По-прежнему без единого слова, девчонка начинает копошиться в дальнем углу повозки, и в этот миг с тяжким стоном приоткрывает глаза хозяин цирка.
Разумеется, сперва он пытается выругаться, но его ждет неудача, поскольку кляп загнан слишком плотно, и широкая повязка мешает ему выплюнуть ему тряпку изо рта. Затем насильник принимается дергаться и извиваться, но руки и ноги у него связаны крепко, и сейчас он похож на отвратительного жирного червя, беспомощно бьющегося на земле.

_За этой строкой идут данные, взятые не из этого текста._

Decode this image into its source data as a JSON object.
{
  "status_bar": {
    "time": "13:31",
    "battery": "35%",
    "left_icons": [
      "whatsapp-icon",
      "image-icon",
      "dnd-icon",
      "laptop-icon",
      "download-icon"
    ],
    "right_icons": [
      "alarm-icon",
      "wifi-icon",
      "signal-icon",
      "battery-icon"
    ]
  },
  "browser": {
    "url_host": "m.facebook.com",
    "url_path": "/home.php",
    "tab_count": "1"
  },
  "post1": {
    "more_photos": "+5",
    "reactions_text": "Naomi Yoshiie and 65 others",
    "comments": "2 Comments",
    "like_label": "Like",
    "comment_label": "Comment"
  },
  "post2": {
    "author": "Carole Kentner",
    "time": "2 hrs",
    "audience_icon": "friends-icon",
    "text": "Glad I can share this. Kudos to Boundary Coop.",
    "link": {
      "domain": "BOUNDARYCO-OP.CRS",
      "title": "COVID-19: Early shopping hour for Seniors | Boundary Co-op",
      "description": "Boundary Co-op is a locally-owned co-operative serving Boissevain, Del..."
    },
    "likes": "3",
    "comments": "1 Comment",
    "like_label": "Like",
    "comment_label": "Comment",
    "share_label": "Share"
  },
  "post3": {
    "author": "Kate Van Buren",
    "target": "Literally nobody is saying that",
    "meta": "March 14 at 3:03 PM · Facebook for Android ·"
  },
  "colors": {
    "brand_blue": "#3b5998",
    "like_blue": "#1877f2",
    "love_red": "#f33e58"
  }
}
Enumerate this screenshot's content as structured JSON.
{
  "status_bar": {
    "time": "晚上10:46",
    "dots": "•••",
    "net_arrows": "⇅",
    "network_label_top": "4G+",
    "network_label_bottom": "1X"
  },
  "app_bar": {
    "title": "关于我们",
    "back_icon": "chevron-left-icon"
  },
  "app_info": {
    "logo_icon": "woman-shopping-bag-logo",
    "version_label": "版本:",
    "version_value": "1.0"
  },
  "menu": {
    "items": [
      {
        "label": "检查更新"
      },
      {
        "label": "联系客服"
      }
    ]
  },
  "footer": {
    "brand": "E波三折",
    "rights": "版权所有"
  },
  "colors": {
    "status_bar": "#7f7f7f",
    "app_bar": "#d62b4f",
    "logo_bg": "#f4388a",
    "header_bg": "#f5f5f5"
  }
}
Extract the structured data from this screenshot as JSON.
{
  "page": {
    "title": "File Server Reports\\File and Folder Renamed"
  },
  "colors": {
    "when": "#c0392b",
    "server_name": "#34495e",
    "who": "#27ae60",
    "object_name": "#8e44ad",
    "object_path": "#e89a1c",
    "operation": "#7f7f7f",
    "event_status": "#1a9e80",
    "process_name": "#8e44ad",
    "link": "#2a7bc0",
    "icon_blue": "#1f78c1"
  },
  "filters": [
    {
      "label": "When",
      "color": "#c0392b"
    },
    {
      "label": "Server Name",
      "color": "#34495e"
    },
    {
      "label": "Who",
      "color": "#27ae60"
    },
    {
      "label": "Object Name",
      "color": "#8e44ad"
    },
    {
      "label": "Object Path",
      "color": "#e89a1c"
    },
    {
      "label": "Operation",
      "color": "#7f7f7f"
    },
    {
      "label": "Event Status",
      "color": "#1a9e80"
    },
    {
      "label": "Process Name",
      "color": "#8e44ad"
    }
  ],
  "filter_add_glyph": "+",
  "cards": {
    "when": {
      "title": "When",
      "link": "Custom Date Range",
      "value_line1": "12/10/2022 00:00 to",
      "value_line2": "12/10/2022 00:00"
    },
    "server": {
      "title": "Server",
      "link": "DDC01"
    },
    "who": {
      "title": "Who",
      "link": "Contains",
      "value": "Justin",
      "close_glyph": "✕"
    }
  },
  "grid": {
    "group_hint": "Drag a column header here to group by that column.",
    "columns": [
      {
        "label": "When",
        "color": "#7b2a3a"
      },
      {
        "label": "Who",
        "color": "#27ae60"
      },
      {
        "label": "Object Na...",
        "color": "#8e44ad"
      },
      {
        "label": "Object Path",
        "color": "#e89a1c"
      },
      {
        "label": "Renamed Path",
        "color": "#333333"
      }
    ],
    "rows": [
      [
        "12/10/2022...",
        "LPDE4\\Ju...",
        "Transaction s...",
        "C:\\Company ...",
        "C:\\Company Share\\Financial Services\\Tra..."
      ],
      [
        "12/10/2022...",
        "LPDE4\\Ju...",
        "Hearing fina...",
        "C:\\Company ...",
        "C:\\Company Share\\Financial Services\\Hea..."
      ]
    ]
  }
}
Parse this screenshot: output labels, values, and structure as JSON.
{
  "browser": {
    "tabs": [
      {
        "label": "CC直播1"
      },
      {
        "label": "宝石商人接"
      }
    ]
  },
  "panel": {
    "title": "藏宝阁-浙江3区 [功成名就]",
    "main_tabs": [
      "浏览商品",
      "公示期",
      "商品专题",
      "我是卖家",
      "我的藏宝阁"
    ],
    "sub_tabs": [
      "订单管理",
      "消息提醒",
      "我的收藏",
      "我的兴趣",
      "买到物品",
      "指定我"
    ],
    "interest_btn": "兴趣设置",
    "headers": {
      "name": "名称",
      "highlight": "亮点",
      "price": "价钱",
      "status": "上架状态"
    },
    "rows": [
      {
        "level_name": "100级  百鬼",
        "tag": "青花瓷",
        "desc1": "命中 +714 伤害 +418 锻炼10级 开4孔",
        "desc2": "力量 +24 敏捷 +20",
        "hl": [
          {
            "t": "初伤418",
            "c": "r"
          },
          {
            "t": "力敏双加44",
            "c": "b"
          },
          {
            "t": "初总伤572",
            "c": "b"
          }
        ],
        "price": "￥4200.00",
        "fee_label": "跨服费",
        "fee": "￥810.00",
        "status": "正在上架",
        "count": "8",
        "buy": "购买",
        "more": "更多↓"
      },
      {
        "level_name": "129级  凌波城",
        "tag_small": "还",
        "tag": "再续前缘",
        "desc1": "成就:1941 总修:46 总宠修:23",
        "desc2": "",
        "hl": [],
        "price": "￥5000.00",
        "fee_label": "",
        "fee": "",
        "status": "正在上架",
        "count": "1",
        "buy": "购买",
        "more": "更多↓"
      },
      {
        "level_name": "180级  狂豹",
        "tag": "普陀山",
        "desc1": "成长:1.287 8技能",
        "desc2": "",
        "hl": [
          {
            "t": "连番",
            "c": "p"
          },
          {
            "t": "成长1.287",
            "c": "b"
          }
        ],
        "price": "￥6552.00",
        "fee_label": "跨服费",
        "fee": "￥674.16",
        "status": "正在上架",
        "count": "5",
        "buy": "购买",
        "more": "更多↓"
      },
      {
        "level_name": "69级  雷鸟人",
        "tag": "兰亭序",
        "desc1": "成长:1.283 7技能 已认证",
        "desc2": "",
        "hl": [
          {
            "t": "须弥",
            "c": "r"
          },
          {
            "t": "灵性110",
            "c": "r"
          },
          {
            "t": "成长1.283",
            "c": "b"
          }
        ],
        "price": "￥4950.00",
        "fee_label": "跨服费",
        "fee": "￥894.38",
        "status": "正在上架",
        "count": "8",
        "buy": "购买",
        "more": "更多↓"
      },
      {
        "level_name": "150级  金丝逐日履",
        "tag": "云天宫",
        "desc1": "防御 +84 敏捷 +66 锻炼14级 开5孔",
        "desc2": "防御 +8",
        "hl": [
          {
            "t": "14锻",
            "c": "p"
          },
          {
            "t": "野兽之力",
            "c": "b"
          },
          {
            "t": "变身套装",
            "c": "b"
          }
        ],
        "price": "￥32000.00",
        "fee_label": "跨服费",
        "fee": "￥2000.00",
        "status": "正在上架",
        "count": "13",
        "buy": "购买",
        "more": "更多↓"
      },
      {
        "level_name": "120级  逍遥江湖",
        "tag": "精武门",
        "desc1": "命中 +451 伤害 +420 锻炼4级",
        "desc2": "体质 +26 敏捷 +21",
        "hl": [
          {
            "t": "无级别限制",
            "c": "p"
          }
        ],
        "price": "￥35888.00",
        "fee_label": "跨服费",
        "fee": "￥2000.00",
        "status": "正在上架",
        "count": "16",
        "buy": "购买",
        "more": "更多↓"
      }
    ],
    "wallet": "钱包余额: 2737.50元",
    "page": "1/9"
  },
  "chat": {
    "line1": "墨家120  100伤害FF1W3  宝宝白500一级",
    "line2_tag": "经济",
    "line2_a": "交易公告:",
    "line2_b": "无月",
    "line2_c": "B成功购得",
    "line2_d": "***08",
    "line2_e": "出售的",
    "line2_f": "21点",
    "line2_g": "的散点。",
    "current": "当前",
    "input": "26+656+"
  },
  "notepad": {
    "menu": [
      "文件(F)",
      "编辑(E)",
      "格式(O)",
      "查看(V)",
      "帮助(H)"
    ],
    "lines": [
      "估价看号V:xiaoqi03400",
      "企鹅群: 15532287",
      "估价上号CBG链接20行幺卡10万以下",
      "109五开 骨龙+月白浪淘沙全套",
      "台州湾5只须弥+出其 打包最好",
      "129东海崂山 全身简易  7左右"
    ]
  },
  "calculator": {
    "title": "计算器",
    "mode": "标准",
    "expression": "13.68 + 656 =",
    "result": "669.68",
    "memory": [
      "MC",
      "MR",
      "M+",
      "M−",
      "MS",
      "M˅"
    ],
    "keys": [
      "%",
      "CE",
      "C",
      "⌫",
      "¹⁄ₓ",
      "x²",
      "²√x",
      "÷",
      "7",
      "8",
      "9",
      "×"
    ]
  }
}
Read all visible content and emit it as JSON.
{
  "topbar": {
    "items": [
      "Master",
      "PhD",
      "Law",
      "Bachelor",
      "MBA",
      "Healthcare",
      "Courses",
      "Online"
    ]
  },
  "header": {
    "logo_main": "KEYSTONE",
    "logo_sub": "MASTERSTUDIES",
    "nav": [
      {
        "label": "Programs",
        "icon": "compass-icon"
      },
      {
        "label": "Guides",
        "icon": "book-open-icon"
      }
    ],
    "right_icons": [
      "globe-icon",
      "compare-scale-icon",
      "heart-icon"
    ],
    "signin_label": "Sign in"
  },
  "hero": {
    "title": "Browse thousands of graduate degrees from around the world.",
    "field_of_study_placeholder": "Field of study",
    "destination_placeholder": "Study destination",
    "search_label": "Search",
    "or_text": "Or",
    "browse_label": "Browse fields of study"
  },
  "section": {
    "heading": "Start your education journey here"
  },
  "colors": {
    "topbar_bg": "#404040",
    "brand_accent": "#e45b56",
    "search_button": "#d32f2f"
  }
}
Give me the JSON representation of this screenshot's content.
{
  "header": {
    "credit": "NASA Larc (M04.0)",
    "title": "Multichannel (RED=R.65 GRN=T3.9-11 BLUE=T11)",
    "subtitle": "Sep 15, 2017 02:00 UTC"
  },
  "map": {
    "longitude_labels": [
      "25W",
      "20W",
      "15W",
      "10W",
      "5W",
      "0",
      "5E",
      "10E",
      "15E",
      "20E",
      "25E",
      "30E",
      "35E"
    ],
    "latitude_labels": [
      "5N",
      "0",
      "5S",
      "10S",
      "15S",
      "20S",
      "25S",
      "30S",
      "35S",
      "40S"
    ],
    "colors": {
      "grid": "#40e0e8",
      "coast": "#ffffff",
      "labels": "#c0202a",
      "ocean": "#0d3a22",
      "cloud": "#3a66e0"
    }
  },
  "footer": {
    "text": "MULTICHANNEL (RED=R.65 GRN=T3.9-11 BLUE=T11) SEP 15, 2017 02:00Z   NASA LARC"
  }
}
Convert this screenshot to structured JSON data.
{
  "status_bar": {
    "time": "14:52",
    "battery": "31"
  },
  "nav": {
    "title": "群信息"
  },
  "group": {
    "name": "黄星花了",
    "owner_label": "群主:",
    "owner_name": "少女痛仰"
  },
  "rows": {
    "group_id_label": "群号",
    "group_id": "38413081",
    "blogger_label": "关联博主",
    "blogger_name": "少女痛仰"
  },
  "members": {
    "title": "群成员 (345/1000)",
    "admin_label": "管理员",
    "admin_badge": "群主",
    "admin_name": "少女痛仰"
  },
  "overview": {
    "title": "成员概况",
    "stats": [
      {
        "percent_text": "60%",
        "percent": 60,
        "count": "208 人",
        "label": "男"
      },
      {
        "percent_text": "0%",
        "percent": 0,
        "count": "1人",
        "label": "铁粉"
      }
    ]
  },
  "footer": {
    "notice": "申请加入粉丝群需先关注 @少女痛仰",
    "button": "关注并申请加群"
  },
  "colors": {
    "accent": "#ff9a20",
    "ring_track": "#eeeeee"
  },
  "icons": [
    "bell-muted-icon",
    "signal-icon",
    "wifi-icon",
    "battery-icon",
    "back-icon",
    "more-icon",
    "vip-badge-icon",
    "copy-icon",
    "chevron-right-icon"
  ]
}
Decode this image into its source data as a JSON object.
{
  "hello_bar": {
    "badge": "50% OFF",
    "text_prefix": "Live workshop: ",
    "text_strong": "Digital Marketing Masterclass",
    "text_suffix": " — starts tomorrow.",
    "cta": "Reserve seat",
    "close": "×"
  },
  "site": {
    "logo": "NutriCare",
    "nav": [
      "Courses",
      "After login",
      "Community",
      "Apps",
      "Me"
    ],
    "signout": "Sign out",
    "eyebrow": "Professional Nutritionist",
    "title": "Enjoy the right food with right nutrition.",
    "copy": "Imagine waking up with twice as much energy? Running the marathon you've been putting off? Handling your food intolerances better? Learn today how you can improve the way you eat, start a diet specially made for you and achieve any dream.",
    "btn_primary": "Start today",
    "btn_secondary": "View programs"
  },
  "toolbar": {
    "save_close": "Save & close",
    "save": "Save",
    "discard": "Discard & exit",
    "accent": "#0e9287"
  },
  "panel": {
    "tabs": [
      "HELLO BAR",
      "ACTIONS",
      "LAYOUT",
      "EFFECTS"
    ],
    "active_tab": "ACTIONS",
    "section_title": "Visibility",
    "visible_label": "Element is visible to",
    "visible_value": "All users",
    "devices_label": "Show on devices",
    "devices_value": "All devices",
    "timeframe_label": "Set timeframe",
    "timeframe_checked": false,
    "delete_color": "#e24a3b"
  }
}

Соня говорит ему об этом, со всем доступным воительнице презрением, затем посильнее прижимает кинжал к паху. Мужчина сдавленно взвизгивает и затихает.
– Слушай меня внимательно, ублюдок – шипит Соня, глядя прямо в налитые кровью глаза хозяина. – Сейчас мы с девчонкой уйдем, а ты останешься здесь. Думаю, до утра с тобой ничего не случится, а к тому времени мы будет далеко. Но если ты все же окажешься настолько глуп, что отправишь за нами погоню, знай, тогда я вернусь за тобой и… – она нажимает кинжалом еще сильней, и ей не надо смотреть, чтобы убедиться, что она пустила толстяку кровь. – Я вернусь и довершу начатое, можешь в этом не сомневаться.
Не дожидаясь реакции, она подхватывает девочку под руку, и, низко пригнувшись, обе движутся к выходу из повозки, спрыгивают на землю, а затем так же молча бегут прочь, к коновязи, где Соня оставила свою гнедую. Мхаири ничего не говорит, не задает вопросов, и Соня ободряюще треплет ее по плечу. Чуть позже, когда они остановятся на ночлег, у них будет время обо всем поговорить, но сейчас для этого не время и не место.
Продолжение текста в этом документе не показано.